# He's Making a Mess!



## Soleil (Dec 4, 2010)

Ever since I got Charlie, he'll get his food, take it somewhere else, drop it, and eat it. I was reading a few other threads where other people's dogs do this...but how do I stop it??

I've recently started feeding him homemade food (fed up with the constant upset stomach), which includes pieces of chicken and chicken liver. (Blech!) He'll take those pieces of chicken and eat them on my carpet, which I think is disgusting! He'll leave tiny pieces there and I have to clean up after him. I've tried keeping him enclosed in the kitchen so that he can't go anywhere, but instead he just sits there and looks at me sadly. I always give him his treats in the kitchen too, so that he can know that's where I want him to eat.

I'm a vegetarian so I'm already grossed out by handling the stuff :afraid:...I don't want to have go around scooping up pieces of organs all over my apartment.


----------



## 4Paws (Dec 11, 2010)

Soleil said:


> Ever since I got Charlie, he'll get his food, take it somewhere else, drop it, and eat it. I was reading a few other threads where other people's dogs do this...but how do I stop it??
> 
> I've recently started feeding him homemade food (fed up with the constant upset stomach), which includes pieces of chicken and chicken liver. (Blech!) He'll take those pieces of chicken and eat them on my carpet, which I think is disgusting! He'll leave tiny pieces there and I have to clean up after him. I've tried keeping him enclosed in the kitchen so that he can't go anywhere, but instead he just sits there and looks at me sadly.

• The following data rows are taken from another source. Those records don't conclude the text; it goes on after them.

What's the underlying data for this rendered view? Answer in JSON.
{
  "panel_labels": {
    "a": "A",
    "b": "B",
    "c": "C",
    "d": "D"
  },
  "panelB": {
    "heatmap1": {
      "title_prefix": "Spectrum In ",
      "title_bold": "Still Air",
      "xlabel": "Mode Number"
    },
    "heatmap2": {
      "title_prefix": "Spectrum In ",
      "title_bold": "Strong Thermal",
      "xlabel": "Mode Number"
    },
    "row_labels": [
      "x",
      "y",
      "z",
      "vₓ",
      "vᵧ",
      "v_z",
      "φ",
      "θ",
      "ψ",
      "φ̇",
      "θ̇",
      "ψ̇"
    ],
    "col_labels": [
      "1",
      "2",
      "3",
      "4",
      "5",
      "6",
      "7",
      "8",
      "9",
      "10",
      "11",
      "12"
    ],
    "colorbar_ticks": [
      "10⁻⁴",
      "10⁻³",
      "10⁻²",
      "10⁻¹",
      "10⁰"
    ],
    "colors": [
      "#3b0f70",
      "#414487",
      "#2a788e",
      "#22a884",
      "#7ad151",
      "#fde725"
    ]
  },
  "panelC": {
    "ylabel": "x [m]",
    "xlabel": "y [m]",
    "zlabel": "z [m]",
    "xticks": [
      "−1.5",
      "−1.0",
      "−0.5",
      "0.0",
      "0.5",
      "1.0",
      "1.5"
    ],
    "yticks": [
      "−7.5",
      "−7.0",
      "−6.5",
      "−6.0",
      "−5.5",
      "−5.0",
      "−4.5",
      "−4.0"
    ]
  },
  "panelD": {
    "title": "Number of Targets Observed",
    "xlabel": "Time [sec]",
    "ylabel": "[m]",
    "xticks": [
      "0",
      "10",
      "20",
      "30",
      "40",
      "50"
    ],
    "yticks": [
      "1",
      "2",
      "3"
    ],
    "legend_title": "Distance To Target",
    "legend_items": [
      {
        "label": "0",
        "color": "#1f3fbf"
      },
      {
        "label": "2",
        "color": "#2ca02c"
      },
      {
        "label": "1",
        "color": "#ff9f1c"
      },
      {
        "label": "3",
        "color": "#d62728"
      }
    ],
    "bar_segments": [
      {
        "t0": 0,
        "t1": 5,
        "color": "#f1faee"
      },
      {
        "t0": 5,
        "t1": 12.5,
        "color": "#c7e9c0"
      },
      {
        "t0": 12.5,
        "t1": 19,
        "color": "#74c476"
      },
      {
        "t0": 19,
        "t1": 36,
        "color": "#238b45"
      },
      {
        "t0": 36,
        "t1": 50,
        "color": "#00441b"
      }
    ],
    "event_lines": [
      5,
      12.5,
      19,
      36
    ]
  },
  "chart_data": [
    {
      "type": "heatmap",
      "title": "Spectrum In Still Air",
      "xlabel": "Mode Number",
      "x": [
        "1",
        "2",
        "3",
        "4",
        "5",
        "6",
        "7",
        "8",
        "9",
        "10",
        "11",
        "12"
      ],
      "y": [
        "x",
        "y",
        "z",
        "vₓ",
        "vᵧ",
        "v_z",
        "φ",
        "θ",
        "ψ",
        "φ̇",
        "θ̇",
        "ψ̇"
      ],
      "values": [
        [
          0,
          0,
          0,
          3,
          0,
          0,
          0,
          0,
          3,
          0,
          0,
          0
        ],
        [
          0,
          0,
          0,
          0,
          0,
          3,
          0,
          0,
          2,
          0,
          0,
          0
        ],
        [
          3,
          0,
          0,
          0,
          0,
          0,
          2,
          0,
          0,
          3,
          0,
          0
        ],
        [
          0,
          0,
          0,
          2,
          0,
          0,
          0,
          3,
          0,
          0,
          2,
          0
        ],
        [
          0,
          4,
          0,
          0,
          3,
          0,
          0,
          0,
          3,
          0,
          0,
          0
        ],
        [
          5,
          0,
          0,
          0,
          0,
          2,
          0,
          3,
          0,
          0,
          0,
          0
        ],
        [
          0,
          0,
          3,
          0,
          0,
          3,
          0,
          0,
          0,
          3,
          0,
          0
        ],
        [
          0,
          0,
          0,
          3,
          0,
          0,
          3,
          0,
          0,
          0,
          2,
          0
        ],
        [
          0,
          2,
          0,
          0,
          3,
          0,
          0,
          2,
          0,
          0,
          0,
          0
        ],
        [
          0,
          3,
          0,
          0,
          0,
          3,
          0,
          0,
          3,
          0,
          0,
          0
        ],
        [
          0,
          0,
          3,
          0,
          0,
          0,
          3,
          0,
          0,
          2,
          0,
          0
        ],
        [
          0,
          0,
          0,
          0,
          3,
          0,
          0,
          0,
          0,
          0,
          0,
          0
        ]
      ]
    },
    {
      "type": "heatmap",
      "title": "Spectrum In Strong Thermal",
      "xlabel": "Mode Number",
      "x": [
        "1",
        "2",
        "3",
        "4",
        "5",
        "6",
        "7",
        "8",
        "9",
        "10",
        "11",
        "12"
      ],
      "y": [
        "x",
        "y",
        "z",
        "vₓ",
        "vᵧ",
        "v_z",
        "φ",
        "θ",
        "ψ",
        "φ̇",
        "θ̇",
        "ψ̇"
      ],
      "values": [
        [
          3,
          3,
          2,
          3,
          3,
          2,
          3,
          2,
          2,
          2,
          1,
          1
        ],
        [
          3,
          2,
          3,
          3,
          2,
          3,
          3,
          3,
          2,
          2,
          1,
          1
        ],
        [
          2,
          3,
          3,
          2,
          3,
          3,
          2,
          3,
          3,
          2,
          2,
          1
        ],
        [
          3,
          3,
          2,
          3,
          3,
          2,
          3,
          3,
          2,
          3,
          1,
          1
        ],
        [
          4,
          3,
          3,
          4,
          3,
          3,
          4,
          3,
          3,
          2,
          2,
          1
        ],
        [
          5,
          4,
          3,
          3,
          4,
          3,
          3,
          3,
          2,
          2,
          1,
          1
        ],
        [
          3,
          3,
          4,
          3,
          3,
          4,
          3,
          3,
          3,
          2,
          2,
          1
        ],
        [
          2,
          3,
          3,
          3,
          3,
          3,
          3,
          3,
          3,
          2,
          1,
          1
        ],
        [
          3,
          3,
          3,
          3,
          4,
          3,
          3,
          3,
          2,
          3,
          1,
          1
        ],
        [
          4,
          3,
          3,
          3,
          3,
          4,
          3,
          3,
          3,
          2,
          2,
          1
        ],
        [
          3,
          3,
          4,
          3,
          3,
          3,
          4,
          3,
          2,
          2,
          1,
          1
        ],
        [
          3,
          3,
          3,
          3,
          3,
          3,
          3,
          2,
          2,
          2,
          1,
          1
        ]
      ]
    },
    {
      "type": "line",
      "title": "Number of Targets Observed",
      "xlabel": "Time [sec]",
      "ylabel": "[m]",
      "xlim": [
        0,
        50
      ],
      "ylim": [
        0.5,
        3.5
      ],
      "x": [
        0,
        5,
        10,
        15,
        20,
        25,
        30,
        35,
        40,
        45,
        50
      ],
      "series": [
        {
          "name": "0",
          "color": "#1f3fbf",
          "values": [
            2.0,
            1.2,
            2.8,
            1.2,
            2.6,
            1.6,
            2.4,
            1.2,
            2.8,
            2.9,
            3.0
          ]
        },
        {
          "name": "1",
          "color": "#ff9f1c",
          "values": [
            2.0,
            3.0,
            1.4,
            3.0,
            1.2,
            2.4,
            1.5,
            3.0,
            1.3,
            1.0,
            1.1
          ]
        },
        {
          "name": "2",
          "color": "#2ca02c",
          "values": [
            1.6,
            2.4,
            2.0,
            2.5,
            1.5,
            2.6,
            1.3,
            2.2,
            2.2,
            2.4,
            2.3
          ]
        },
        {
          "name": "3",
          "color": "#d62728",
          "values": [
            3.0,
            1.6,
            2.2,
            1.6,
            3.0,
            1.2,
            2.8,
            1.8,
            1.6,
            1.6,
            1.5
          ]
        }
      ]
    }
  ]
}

I always give him his treats in the kitchen too, so that he can know that's where I want him to eat.
> 
> I'm a vegetarian so I'm already grossed out by handling the stuff :afraid:...I don't want to have go around scooping up pieces of organs all over my apartment.


I was having this issue with Polo. I think he picked out his pieces and ate them elsewhere because the breeder was letting the dogs free feed aka leaving food out all the time. Also, he wasn't eating it all at once, he would graze and that's just not good for dogs. I needed him to get on a schedule so I got some really yummy canned food with no grains and have started to mix his kibble with the canned food so he can't resist it and eats the whole thing at once without taking it out of the dish and leaving pieces everywhere. 

I've also noticed that if I give him something like a baby carrot when he's not excited about it, he'll crunch it into a million pieces and leave it on the carpet for later. I think (at least, with him) that the key is to make sure he really really wants it before giving to him.


----------



## fjm (Jun 4, 2010)

Sophy also prefers eating on carpet - she used to carry her kibble through from the kitchen a few pieces at a time. I have several very cheap fleece throws that I spread over the rug, and feed her on those. If she took bits off, I put them back, with a gentle "Keep it on the blanket, please". They will now eat raw, and keep it on the blanket - which can be chucked in the washing machine after a few uses.


----------